Definition
A Classifier Two-Sample Test is a method for checking whether two datasets come from the same distribution by training a classifier to distinguish between them.
- If the classifier cannot distinguish → the two distributions are likely the same.
- If the classifier can distinguish well → the two distributions differ (distribution shift).
This is a modern alternative to classical statistical tests like KS test, MMD, or Energy Distance, and is especially useful in high-dimensional data (e.g., images, text, embeddings).
How It Works
- Prepare Data
- Dataset A: label as 0 (e.g., training data).
- Dataset B: label as 1 (e.g., production data).
- Train a Classifier
- Use logistic regression, random forests, or neural nets.
- Task: predict whether a sample is from A or B.
- Evaluate Performance
- If classifier accuracy ≈ 50% (random guess) → distributions are similar.
- If classifier accuracy >> 50% → distributions differ.
- Can use AUC, precision-recall, etc. as test statistics.
Formal Hypothesis Test
- Null Hypothesis $H_0$: $P = Q$ (distributions are the same).
- Alternative Hypothesis $H_1$: $P \neq Q$.
- Test statistic: classifier accuracy (or AUC).
- Use permutation testing / bootstrapping to get p-values.
Advantages
- Works in very high dimensions (unlike KS or Chi-square).
- Easy to implement with standard ML classifiers.
- Naturally adapts to complex feature structures (images, text).
Disadvantages
- Requires training a model (computationally heavier).
- Sensitive to classifier choice (weak classifier may fail to detect shift).
- Needs enough data to avoid overfitting.
Applications in Data Science
- Data Drift Detection: Train vs. production data.
- GAN/Generative Model Evaluation: Generated vs. real data.
- Bias Detection: Compare subgroups (e.g., men vs. women distributions in features).
Example
- Suppose you have 10,000 training samples (2024 data) and 10,000 production samples (2025 data).
- Train a classifier (say XGBoost) to distinguish them.

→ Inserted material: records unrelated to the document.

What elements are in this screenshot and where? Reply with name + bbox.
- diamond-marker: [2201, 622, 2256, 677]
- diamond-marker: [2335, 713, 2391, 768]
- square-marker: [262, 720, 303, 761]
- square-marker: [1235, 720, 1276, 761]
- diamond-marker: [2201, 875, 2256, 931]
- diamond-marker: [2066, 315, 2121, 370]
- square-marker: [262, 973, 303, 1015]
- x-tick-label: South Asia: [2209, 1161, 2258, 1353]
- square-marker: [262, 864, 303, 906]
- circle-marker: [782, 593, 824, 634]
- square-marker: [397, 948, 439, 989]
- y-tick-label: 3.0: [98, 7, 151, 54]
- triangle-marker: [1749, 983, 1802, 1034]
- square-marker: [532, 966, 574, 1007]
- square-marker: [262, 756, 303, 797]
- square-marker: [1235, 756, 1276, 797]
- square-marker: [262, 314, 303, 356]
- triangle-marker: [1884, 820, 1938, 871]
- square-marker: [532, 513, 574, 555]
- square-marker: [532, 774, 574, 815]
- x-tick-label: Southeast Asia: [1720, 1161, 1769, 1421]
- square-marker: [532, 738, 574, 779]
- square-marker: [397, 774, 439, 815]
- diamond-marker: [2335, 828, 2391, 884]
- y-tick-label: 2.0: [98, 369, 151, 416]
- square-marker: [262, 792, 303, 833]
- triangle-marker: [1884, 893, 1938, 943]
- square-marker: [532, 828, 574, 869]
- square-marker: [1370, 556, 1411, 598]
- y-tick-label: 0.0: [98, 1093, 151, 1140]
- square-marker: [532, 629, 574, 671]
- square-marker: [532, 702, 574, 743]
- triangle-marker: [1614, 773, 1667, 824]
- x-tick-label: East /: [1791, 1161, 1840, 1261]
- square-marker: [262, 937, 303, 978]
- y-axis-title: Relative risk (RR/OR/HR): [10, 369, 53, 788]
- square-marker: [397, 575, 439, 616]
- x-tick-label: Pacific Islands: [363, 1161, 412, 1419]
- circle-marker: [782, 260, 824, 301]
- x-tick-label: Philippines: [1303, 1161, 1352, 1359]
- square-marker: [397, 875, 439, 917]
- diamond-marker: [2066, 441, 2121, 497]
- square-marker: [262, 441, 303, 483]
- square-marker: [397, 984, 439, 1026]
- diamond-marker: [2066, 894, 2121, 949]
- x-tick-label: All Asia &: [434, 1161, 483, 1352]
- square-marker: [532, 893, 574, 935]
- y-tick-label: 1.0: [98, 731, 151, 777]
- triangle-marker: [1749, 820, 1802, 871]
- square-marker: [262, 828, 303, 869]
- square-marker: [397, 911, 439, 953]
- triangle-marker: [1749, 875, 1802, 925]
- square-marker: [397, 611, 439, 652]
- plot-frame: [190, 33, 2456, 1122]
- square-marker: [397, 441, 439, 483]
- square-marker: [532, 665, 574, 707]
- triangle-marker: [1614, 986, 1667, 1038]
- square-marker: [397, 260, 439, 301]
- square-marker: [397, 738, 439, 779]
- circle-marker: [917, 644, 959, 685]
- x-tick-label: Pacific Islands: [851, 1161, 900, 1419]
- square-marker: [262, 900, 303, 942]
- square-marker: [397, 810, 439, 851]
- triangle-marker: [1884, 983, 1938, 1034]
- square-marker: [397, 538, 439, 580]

- If classifier gets AUC = 0.90, it means the two datasets are easily distinguishable → strong distribution drift.
Summary:
Classifier Two-Sample Tests (C2STs) turn the distribution comparison problem into a supervised classification task. They are powerful for high-dimensional, real-world data (images, text, tabular), and often outperform traditional statistical distances in practice.